Aalto, Alvar

Finnish architect 1898 - 1976.

For his brother he made his first furniture in 1921, then his wife Aino Marsio and he received the order for the development of a large café in Jyväskylä. In the summer of 1924, they designed the premises of the Häme Association, before winning a competition organized by the Finnish Society of Decorative Arts. Alvar Aalto travels a lot. He meets the architect Gunnar Asplund at Stockolhm, then Sven Markelius. The couple settled in Turku in 1927. Alvar Alto abandoned the neoclassical style for the international style and built the headquarters of the daily Turun Samonat between 1928 and 1929 and the sanatorium of Paimio between 1929 and 1933. It deals with the production of furniture from series with Otto Korhonen, director of the Huonekalu factory. The first chair is stackable, combining solid wood and curved plywood, with manual assembly. To go into mass production, he produced a prototype mounted on a base made of steel tubes. Aalto gives wood new forms, through its technical experiments. He manufactures laminated beech legs, screwed under the curved seat, which extend into armrests. In 1932, he put the famous "Aalto foot" to use, then many models of seats for the Viipuri library, inaugurated in 1935.

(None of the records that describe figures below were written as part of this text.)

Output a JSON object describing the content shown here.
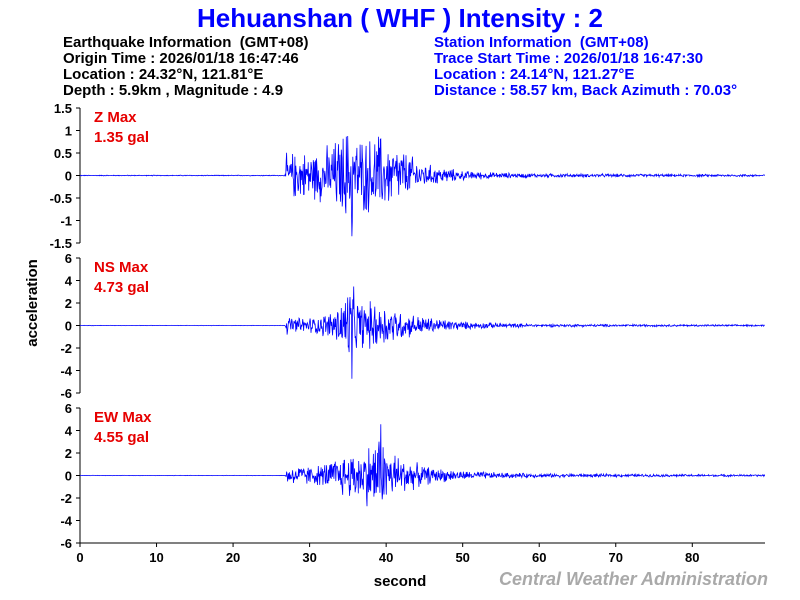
{
  "title": {
    "station_name": "Hehuanshan",
    "station_code": "( WHF )",
    "intensity_label": "Intensity : 2"
  },
  "earthquake_info": {
    "heading": "Earthquake Information  (GMT+08)",
    "origin_time": "Origin Time : 2026/01/18 16:47:46",
    "location": "Location : 24.32°N, 121.81°E",
    "depth_magnitude": "Depth : 5.9km , Magnitude : 4.9"
  },
  "station_info": {
    "heading": "Station Information  (GMT+08)",
    "trace_start": "Trace Start Time : 2026/01/18 16:47:30",
    "location": "Location : 24.14°N, 121.27°E",
    "distance": "Distance : 58.57 km, Back Azimuth : 70.03°"
  },
  "credit": "Central Weather Administration",
  "colors": {
    "trace": "#0000ff",
    "max_label": "#e60000",
    "title": "#0000ff"
  },
  "chart_data": {
    "type": "line",
    "xlabel": "second",
    "ylabel": "acceleration",
    "xlim": [
      0,
      89.5
    ],
    "x_ticks": [
      0,
      10,
      20,
      30,
      40,
      50,
      60,
      70,
      80
    ],
    "grid": false,
    "series": [
      {
        "name": "Z Max",
        "max_value": "1.35 gal",
        "ylim": [
          -1.5,
          1.5
        ],
        "y_ticks": [
          1.5,
          1,
          0.5,
          0,
          -0.5,
          -1,
          -1.5
        ],
        "y_tick_labels": [
          "1.5",
          "1",
          "0.5",
          "0",
          "-0.5",
          "-1",
          "-1.5"
        ],
        "p_arrival_s": 27,
        "peak_time_s": 35.5,
        "peak_value": -1.35,
        "envelope": [
          [
            0,
            0.01
          ],
          [
            26.8,
            0.01
          ],
          [
            27,
            0.55
          ],
          [
            28,
            0.6
          ],
          [
            30,
            0.6
          ],
          [
            32,
            0.7
          ],
          [
            34,
            1.0
          ],
          [
            35.5,
            1.35
          ],
          [
            36,
            1.0
          ],
          [
            38,
            0.95
          ],
          [
            39,
            1.1
          ],
          [
            40,
            0.85
          ],
          [
            42,
            0.7
          ],
          [
            44,
            0.4
          ],
          [
            46,
            0.25
          ],
          [
            50,
            0.12
          ],
          [
            55,
            0.07
          ],
          [
            60,
            0.05
          ],
          [
            70,
            0.04
          ],
          [
            80,
            0.03
          ],
          [
            89.5,
            0.03
          ]
        ]
      },
      {
        "name": "NS Max",
        "max_value": "4.73 gal",
        "ylim": [
          -6,
          6
        ],
        "y_ticks": [
          6,
          4,
          2,
          0,
          -2,
          -4,
          -6
        ],
        "y_tick_labels": [
          "6",
          "4",
          "2",
          "0",
          "-2",
          "-4",
          "-6"
        ],
        "p_arrival_s": 27,
        "peak_time_s": 35.5,
        "peak_value": -4.73,
        "envelope": [
          [
            0,
            0.02
          ],
          [
            26.8,
            0.02
          ],
          [
            27,
            0.9
          ],
          [
            29,
            0.8
          ],
          [
            31,
            0.9
          ],
          [
            33,
            1.5
          ],
          [
            34,
            2.5
          ],
          [
            35.5,
            4.73
          ],
          [
            36,
            2.6
          ],
          [
            38,
            2.4
          ],
          [
            39,
            2.5
          ],
          [
            41,
            1.8
          ],
          [
            43,
            1.2
          ],
          [
            46,
            0.8
          ],
          [
            50,
            0.4
          ],
          [
            55,
            0.25
          ],
          [
            60,
            0.15
          ],
          [
            70,
            0.12
          ],
          [
            80,
            0.1
          ],
          [
            89.5,
            0.08
          ]
        ]
      },
      {
        "name": "EW Max",
        "max_value": "4.55 gal",
        "ylim": [
          -6,
          6
        ],
        "y_ticks": [
          6,
          4,
          2,
          0,
          -2,
          -4,
          -6
        ],
        "y_tick_labels": [
          "6",
          "4",
          "2",
          "0",
          "-2",
          "-4",
          "-6"
        ],
        "p_arrival_s": 27,
        "peak_time_s": 39.3,
        "peak_value": 4.55,
        "envelope": [
          [
            0,
            0.02
          ],
          [
            26.8,
            0.02
          ],
          [
            27,
            0.9
          ],
          [
            29,
            1.0
          ],
          [
            31,
            1.0
          ],
          [
            33,
            1.6
          ],
          [
            35,
            2.4
          ],
          [
            37,
            2.6
          ],
          [
            39.3,
            4.55
          ],
          [
            40,
            2.8
          ],
          [
            42,
            2.0
          ],
          [
            44,
            1.2
          ],
          [
            46,
            0.8
          ],
          [
            50,
            0.45
          ],
          [
            55,
            0.3
          ],
          [
            60,
            0.2
          ],
          [
            70,
            0.15
          ],
          [
            80,
            0.12
          ],
          [
            89.5,
            0.1
          ]
        ]
      }
    ]
  }
}
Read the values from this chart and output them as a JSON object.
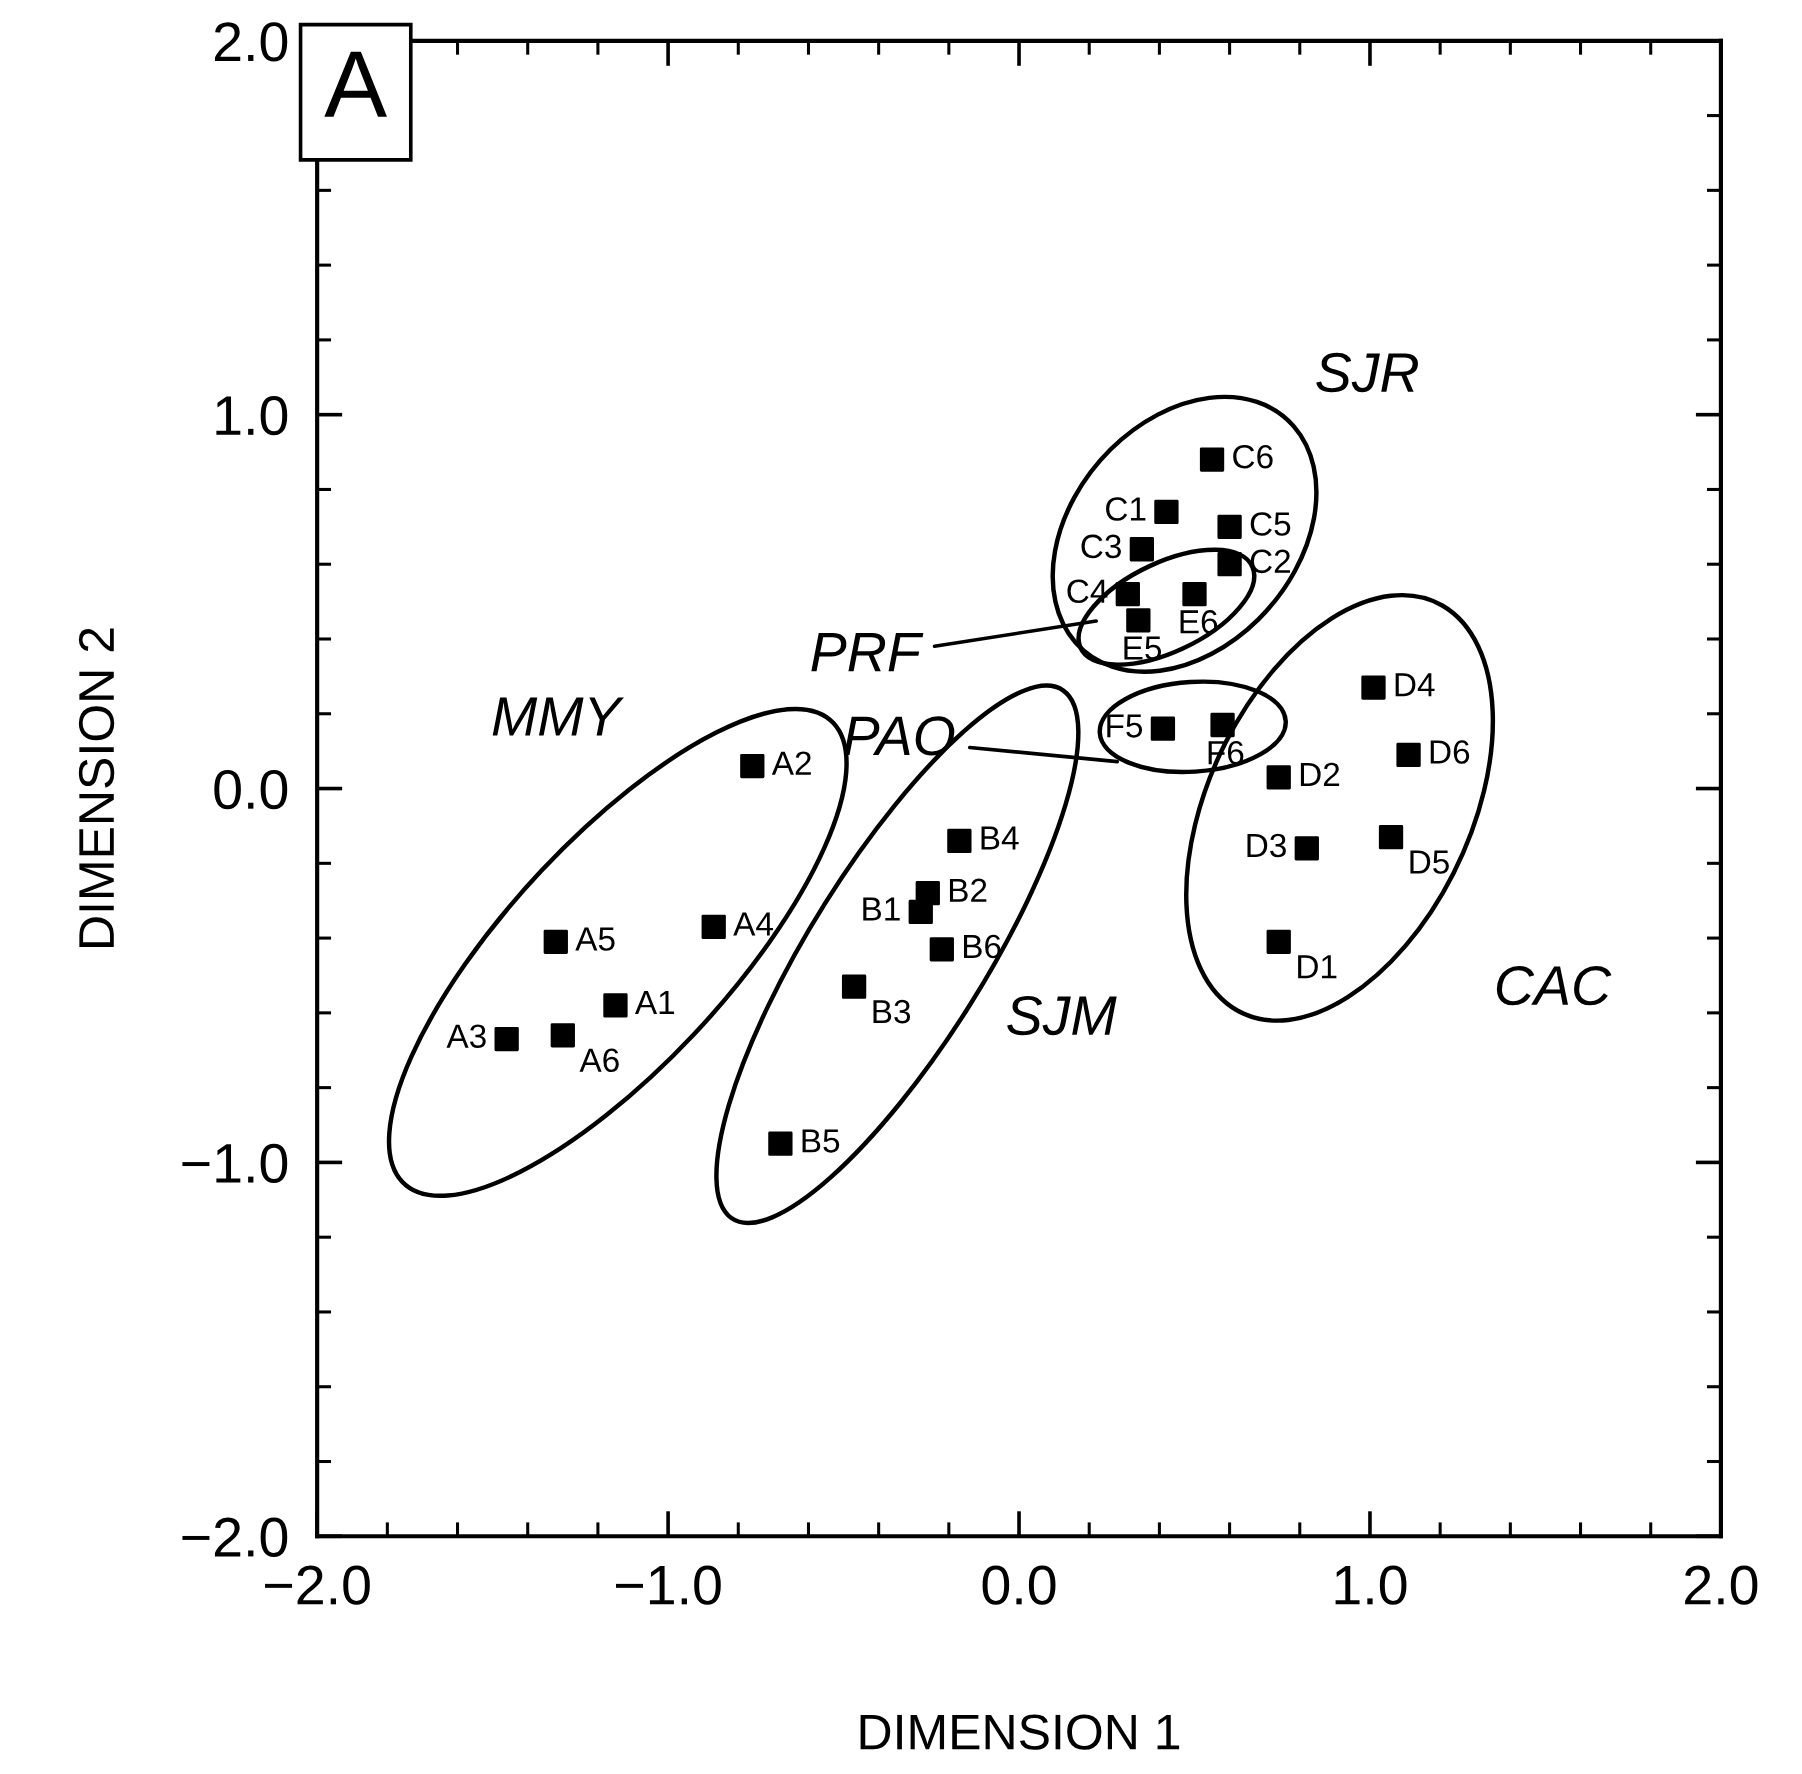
{
  "chart_data": {
    "type": "scatter",
    "xlabel": "DIMENSION 1",
    "ylabel": "DIMENSION 2",
    "xlim": [
      -2,
      2
    ],
    "ylim": [
      -2,
      2
    ],
    "xticks": [
      {
        "value": -2,
        "label": "−2.0"
      },
      {
        "value": -1,
        "label": "−1.0"
      },
      {
        "value": 0,
        "label": "0.0"
      },
      {
        "value": 1,
        "label": "1.0"
      },
      {
        "value": 2,
        "label": "2.0"
      }
    ],
    "yticks": [
      {
        "value": -2,
        "label": "−2.0"
      },
      {
        "value": -1,
        "label": "−1.0"
      },
      {
        "value": 0,
        "label": "0.0"
      },
      {
        "value": 1,
        "label": "1.0"
      },
      {
        "value": 2,
        "label": "2.0"
      }
    ],
    "marker": "square",
    "grid": false,
    "legend": false,
    "series": [
      {
        "color": "#000000",
        "x": [
          -1.15,
          -0.76,
          -1.46,
          -0.87,
          -1.32,
          -1.3
        ],
        "values": [
          -0.58,
          0.06,
          -0.67,
          -0.37,
          -0.41,
          -0.66
        ],
        "value_labels": [
          "A1",
          "A2",
          "A3",
          "A4",
          "A5",
          "A6"
        ]
      },
      {
        "color": "#000000",
        "x": [
          -0.28,
          -0.26,
          -0.47,
          -0.17,
          -0.68,
          -0.22
        ],
        "values": [
          -0.33,
          -0.28,
          -0.53,
          -0.14,
          -0.95,
          -0.43
        ],
        "value_labels": [
          "B1",
          "B2",
          "B3",
          "B4",
          "B5",
          "B6"
        ]
      },
      {
        "color": "#000000",
        "x": [
          0.42,
          0.6,
          0.35,
          0.31,
          0.6,
          0.55
        ],
        "values": [
          0.74,
          0.6,
          0.64,
          0.52,
          0.7,
          0.88
        ],
        "value_labels": [
          "C1",
          "C2",
          "C3",
          "C4",
          "C5",
          "C6"
        ]
      },
      {
        "color": "#000000",
        "x": [
          0.74,
          0.74,
          0.82,
          1.01,
          1.06,
          1.11
        ],
        "values": [
          -0.41,
          0.03,
          -0.16,
          0.27,
          -0.13,
          0.09
        ],
        "value_labels": [
          "D1",
          "D2",
          "D3",
          "D4",
          "D5",
          "D6"
        ]
      },
      {
        "color": "#000000",
        "x": [
          0.34,
          0.5
        ],
        "values": [
          0.45,
          0.52
        ],
        "value_labels": [
          "E5",
          "E6"
        ]
      },
      {
        "color": "#000000",
        "x": [
          0.41,
          0.58
        ],
        "values": [
          0.16,
          0.17
        ],
        "value_labels": [
          "F5",
          "F6"
        ]
      }
    ],
    "annotations": [
      "A",
      "MMY",
      "SJM",
      "SJR",
      "CAC",
      "PRF",
      "PAO"
    ]
  }
}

Artek, founded in 1935, markets and distributes its models internationally. The furniture is made of natural materials, the shapes are ergonomic, while maintaining rigor and simplicity.

An exhibition is dedicated to Aalto in New York in 1938. In 1940 he returned to the United States, where he gave lectures on reconstruction in Finland. He started his classes at MIT the same year.